KW_ONLY is a module-level sentinel instance. When _process_class encounters an annotation whose value is KW_ONLY, it switches a boolean flag that forces all subsequent Field objects in that class to have kw_only=True. This allows mixing positional and keyword-only fields without relying solely on the class-level kw_only argument.

asdict recursive conversion (lines 1001 to 1100)

cpython 3.14 @ ab2d84fe1023/Lib/dataclasses.py#L1001-1100

def asdict(obj, *, dict_factory=dict):
if not _is_dataclass_instance(obj):
raise TypeError("asdict() should be called on dataclass instances")
return _asdict_inner(obj, dict_factory)

def _asdict_inner(obj, dict_factory):
if _is_dataclass_instance(obj):
result = []
for f in fields(obj):
value = _asdict_inner(getattr(obj, f.name), dict_factory)
result.append((f.name, value))
return dict_factory(result)
elif isinstance(obj, tuple) and hasattr(obj, '_fields'):
# namedtuple
return type(obj)(*[_asdict_inner(v, dict_factory) for v in obj])
elif isinstance(obj, (list, tuple)):
return type(obj)(_asdict_inner(v, dict_factory) for v in obj)
elif isinstance(obj, dict):
return type(obj)((_asdict_inner(k, dict_factory),
_asdict_inner(v, dict_factory))
for k, v in obj.items())
else:
return copy.deepcopy(obj)

_asdict_inner recurses depth-first.
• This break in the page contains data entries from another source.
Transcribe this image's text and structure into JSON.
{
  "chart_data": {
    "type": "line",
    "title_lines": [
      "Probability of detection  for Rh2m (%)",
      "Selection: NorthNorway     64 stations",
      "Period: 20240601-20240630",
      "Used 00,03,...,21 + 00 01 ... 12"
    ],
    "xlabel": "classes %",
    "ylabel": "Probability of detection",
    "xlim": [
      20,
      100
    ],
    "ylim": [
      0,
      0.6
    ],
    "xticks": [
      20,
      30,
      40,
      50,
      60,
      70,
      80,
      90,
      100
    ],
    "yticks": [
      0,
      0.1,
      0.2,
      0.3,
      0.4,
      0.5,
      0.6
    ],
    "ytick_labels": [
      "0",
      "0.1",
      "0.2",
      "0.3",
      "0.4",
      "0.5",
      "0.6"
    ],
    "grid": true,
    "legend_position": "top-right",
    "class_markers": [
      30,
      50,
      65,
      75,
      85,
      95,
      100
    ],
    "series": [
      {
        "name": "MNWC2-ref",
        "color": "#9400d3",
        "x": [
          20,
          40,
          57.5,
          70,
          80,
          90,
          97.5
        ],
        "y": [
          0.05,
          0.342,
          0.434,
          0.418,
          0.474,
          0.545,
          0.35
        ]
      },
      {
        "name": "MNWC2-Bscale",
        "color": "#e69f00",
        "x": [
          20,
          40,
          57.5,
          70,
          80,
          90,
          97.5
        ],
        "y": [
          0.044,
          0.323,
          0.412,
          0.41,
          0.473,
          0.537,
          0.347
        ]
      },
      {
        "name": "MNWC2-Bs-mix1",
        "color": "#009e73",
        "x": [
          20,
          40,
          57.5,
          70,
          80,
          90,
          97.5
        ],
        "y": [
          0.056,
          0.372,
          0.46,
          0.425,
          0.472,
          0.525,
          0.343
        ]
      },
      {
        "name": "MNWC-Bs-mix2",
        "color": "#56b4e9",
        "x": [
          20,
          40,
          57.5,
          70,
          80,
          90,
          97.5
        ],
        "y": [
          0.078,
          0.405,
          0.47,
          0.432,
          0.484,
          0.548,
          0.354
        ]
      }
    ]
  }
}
Nested dataclasses become dicts (assembled via dict_factory to allow OrderedDict or similar). Named tuples are reconstructed element-by-element. Plain lists and tuples preserve their concrete type via type(obj)(...). Dicts have both keys and values recursed. Anything else is deep-copied so the returned dict is fully independent of the original object graph. astuple follows the same recursive structure but produces nested tuples instead of dicts.